Although a year remains until the 2012 presidential election, many conservative Yalies have already chosen their favorite GOP candidates.

Although the GOP field is far from settled, with the latest polls showing former Godfather’s Pizza CEO Herman Cain leaping to the front of the pack, the majority of right-leaning Yalies who spoke with the News said they supported either Jon Huntsman or Mitt Romney, both former governors, and are optimistic about the Republican Party’s chances to reclaim the presidency.

“When we’re looking at the bigger picture, when you look at what states the President has to win to be reelected, it seems there is just an enormous amount of momentum pushing the Republicans towards the White House,” said Michael Knowles ’12, chairman of the Yale College Republicans.

Knowles spent most of last year leading a student group that tried to recruit Indiana Gov. Mitch Daniels to enter the race. After Daniels announced in May that he would not be running for President, Knowles received a call from former Utah Gov. Huntsman’s senior advisor, met with the candidate, and eventually became a national co-chair for Huntsman’s youth campaign.

Huntsman currently lags behind the Republican pack in the polls, with the latest Real Clear Politics poll showing him tied for last nationally with former Penn. Sen. Rick Santorum. The same poll shows former Mass. Gov. Romney and Cain in a virtual tie, with 23.9 percent and 23.4 percent, respectively, of the national vote.

West Cuthbert ’14, a member of the Yale College Republicans, said he is disappointed that Daniels and New Jersey Gov. Chris Christie decided not to enter the race, but he believes the GOP primary field remains strong. He added that Huntsman and Romney — who both claim executive experience as former governors and “strong conservative track records” — are his two favorites.

Most conservative students interviewed by the News expressed the same sentiment — summed up by Yang Li ’12, who wrote that although he has not fully decided on a candidate, he is “leaning Romney” with “some interest” in Huntsman.

Still, some Yale conservatives said they supported other candidates. Elizabeth Henry ’14, who is Yale’s director of campus operations for Students for Rick Perry, said that Romney is a “flip-flopper” and that Huntsman is “for people who think there’s something wrong with the Republican party.”

While some have taken the volatility of Republican primary polls as a reflection of a weak field, Yale Political Union President Jonathan Yang ’13 said that may not be a valid inference.

“Whenever we have an election we have people proposing solutions, and the reason we’re cycling through them is that the platforms are less all-inclusive than in the past,” Yang said. “All the candidates that have a quality that appeals to people also have a quality that makes people pause.”
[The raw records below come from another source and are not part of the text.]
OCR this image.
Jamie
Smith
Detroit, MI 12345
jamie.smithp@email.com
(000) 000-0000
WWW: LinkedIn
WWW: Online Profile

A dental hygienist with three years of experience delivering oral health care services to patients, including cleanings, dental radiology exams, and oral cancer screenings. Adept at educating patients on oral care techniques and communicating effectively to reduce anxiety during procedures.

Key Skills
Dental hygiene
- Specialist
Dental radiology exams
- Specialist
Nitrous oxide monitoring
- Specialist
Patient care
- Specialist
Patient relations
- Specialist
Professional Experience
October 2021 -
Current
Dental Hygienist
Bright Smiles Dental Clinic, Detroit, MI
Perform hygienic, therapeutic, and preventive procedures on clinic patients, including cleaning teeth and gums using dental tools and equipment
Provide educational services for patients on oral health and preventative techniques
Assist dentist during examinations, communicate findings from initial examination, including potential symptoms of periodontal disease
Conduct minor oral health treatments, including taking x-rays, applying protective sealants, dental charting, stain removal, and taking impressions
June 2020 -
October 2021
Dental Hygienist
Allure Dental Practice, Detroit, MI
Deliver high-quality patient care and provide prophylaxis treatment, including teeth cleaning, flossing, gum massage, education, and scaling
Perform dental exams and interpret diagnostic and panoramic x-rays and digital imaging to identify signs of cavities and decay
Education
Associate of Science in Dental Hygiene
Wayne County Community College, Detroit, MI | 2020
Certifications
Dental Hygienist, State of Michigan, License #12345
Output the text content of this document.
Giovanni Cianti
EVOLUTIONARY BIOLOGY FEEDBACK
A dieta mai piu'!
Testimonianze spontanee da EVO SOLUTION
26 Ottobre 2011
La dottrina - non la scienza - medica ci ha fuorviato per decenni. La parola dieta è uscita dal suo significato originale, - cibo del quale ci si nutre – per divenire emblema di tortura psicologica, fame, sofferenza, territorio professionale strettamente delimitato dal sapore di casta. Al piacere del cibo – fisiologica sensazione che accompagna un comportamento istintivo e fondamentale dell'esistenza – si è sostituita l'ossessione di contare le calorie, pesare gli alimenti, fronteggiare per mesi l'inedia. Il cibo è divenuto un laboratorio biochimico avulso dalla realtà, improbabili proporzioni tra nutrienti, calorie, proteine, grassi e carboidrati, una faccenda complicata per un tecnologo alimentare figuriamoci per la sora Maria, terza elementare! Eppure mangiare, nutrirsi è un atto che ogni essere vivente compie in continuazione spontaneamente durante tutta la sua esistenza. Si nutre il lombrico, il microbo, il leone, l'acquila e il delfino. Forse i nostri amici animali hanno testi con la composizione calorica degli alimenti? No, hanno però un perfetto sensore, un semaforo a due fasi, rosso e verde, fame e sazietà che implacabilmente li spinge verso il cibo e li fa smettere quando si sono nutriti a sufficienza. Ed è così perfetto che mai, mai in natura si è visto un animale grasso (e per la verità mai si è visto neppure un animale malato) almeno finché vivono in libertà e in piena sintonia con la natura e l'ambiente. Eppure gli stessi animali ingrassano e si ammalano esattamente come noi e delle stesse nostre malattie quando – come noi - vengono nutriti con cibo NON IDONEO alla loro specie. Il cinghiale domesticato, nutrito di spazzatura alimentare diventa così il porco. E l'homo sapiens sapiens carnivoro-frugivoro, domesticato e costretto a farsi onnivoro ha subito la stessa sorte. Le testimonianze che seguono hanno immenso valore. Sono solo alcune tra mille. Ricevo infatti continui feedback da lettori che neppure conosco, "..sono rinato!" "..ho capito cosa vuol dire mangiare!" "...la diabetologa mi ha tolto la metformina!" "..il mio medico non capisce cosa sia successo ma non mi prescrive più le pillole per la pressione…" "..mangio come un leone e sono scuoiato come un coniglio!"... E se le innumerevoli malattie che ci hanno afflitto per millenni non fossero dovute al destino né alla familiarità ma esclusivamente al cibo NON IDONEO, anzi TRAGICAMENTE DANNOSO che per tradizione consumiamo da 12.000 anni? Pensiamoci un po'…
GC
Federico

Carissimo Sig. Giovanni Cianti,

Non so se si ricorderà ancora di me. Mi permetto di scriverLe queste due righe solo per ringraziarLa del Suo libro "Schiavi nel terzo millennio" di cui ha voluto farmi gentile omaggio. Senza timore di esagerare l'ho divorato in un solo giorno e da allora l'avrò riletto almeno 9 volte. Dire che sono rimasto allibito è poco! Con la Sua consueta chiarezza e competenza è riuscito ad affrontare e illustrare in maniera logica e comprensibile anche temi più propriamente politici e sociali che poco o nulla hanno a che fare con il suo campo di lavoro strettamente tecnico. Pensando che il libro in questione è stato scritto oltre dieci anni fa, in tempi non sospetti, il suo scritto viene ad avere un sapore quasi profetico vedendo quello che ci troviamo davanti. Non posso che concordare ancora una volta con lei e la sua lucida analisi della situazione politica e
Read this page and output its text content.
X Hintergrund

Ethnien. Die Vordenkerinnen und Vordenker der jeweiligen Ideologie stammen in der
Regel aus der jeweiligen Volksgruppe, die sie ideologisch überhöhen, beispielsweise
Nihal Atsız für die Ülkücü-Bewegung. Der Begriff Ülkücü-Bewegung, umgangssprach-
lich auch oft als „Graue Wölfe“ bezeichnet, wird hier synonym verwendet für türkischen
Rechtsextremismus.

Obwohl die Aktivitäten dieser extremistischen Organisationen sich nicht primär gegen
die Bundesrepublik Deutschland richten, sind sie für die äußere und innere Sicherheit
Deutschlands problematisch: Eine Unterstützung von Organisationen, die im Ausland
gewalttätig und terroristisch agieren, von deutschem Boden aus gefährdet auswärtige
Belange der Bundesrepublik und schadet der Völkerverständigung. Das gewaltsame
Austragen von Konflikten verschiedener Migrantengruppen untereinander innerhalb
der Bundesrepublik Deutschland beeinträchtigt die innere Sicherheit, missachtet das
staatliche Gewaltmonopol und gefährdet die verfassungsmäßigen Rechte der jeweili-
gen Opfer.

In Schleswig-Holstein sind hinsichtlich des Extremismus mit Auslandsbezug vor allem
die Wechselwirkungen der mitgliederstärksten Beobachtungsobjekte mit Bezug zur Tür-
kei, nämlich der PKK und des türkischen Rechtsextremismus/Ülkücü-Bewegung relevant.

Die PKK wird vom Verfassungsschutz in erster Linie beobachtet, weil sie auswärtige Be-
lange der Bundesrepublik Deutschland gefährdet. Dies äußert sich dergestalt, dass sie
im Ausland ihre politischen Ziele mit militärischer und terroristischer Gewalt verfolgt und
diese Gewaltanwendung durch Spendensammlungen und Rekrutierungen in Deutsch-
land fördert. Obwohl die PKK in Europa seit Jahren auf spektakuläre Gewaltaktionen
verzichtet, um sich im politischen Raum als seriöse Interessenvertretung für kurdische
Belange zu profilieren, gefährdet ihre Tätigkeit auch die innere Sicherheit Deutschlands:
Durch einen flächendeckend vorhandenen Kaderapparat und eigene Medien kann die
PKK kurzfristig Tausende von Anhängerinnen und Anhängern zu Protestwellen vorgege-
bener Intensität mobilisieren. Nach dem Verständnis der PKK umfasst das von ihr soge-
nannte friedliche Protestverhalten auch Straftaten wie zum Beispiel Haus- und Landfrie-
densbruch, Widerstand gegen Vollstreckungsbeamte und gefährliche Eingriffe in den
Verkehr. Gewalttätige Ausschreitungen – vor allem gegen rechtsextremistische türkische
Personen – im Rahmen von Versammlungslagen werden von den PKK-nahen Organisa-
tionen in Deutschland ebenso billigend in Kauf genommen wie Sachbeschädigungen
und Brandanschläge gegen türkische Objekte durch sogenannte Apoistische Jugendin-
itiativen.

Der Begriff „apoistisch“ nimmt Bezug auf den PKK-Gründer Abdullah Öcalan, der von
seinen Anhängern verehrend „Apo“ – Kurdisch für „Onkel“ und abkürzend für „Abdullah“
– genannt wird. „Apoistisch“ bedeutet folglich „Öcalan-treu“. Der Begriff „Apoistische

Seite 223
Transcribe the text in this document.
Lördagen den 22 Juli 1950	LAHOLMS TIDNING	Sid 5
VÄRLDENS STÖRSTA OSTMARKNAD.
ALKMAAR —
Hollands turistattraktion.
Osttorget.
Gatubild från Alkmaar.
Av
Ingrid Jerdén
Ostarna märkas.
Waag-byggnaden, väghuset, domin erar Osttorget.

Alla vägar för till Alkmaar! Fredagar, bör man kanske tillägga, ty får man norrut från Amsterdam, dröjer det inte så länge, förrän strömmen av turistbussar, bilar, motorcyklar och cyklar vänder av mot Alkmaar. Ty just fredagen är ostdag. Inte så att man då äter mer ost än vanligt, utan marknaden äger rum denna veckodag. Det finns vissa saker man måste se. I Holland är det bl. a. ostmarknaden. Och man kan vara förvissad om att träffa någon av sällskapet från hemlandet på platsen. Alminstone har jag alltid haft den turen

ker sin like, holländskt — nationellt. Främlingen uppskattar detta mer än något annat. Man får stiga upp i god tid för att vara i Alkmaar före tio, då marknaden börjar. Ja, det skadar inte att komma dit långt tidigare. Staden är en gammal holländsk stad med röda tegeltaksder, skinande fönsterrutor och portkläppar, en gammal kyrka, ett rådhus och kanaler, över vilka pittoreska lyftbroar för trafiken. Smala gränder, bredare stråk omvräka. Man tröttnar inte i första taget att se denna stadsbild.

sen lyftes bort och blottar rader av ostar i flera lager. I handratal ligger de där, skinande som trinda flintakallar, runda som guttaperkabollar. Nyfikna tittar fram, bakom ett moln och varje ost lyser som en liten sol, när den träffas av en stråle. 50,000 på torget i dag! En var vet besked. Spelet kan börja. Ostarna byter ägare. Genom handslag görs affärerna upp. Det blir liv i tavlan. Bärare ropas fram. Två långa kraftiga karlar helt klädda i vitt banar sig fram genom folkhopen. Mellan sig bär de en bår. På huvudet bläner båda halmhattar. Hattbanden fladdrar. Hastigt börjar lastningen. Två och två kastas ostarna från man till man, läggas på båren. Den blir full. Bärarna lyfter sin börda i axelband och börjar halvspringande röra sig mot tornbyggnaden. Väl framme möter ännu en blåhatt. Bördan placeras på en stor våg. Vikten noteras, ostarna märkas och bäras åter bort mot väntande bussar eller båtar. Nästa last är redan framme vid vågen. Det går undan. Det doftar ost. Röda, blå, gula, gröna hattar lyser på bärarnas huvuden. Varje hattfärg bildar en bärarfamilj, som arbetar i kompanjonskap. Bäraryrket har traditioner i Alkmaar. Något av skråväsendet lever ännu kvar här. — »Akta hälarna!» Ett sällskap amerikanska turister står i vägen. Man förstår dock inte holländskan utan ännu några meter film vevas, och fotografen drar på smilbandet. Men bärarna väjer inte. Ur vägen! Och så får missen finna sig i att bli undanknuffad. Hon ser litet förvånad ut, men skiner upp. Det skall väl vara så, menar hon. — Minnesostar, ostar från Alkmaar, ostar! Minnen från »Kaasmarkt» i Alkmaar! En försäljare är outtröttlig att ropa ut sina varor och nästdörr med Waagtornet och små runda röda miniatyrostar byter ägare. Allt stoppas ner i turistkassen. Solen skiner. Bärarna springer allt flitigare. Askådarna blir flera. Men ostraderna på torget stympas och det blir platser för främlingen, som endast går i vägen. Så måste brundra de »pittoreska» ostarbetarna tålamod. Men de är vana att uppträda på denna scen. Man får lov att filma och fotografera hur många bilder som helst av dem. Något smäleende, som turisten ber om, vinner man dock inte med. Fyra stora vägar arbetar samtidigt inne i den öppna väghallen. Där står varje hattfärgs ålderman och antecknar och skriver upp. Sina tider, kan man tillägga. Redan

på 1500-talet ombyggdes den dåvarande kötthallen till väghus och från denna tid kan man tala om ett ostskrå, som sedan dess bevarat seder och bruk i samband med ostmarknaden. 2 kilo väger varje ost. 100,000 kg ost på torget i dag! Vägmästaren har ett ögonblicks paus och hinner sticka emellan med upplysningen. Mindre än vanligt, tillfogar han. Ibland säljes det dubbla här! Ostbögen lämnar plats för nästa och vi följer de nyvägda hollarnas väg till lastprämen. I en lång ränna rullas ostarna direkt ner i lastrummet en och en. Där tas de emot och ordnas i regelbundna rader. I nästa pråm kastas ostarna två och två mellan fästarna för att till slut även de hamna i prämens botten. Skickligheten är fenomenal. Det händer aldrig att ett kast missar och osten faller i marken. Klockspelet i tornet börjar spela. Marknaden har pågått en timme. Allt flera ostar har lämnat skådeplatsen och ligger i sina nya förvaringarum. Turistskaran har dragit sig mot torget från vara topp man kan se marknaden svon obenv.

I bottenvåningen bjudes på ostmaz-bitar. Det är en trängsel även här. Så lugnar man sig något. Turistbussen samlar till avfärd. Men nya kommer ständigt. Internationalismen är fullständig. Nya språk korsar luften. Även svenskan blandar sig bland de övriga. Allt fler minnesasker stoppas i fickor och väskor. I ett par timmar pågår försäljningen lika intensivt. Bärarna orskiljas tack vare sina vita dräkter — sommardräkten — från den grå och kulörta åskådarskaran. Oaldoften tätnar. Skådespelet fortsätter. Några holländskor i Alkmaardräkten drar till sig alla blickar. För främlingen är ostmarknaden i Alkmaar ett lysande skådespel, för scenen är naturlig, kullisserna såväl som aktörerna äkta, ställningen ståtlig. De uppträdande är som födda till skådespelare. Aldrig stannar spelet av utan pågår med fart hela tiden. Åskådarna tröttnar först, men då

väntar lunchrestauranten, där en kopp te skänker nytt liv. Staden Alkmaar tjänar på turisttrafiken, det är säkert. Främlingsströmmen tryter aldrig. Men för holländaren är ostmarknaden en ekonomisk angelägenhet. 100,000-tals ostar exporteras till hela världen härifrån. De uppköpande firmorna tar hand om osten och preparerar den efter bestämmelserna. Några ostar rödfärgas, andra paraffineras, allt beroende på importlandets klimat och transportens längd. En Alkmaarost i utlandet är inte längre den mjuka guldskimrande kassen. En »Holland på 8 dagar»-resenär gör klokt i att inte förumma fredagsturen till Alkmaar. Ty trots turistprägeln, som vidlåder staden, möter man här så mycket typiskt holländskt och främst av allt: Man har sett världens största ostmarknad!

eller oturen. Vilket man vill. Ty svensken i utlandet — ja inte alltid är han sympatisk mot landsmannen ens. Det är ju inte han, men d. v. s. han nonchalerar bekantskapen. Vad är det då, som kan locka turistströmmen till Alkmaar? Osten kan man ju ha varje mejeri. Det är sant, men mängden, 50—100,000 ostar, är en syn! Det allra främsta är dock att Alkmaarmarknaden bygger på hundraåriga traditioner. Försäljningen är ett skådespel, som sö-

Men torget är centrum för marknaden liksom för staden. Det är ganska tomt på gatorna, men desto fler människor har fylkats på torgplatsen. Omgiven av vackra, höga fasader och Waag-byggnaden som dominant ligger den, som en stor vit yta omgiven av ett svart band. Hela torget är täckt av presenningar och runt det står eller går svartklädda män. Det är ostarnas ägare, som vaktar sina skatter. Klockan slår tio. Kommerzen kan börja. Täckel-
Yang added that trends seen in students at Yale — discontent with Obama’s performance and uncertainty about the shifting GOP field — are reflective of the Republican electorate as a whole.

This sentiment was echoed by Christopher Pagliarella ’12, a former YPU president, who said that different candidates’ “rise and fall” are due to an “optimistic Republican electorate” that eventually finds each successive candidate “uninformed, insufficiently conservative, or both.” Pagliarella said he thinks the current Republican field contains few candidates prepared to handle the responsibilities of commander-in-chief.

Nathaniel Zelinsky ’13, president of the William F. Buckley Jr. Program at Yale, meanwhile, said he thinks that the primary focuses too much on policy and not enough on candidates’ broader visions. Zelinsky said only Huntsman has offered a glimpse of his philosophy of government during one of the Republican debates. Some Republicans, Zelinksy added, are “riding a wave of anti-intellectualism” characterized by Christine O’Donnell’s “I didn’t go to Yale” advertisements in last year’s midterm elections.

The majority of students interviewed agreed with Democrat Avi Arfin’s ’14 assertion that this election is “the Republicans’ to lose,” much as the 2008 election was viewed as a clincher for Democrats given then-President Bush’s unpopularity. Yang said that the election might not be about the “challenger winning” but instead the “incumbent losing,” adding that he is skeptical of Obama’s chances.

The Iowa caususes, traditionally the first stop during the primary season, are scheduled for Jan. 3. The New Hampshire primaries may take place as early as Dec. 6.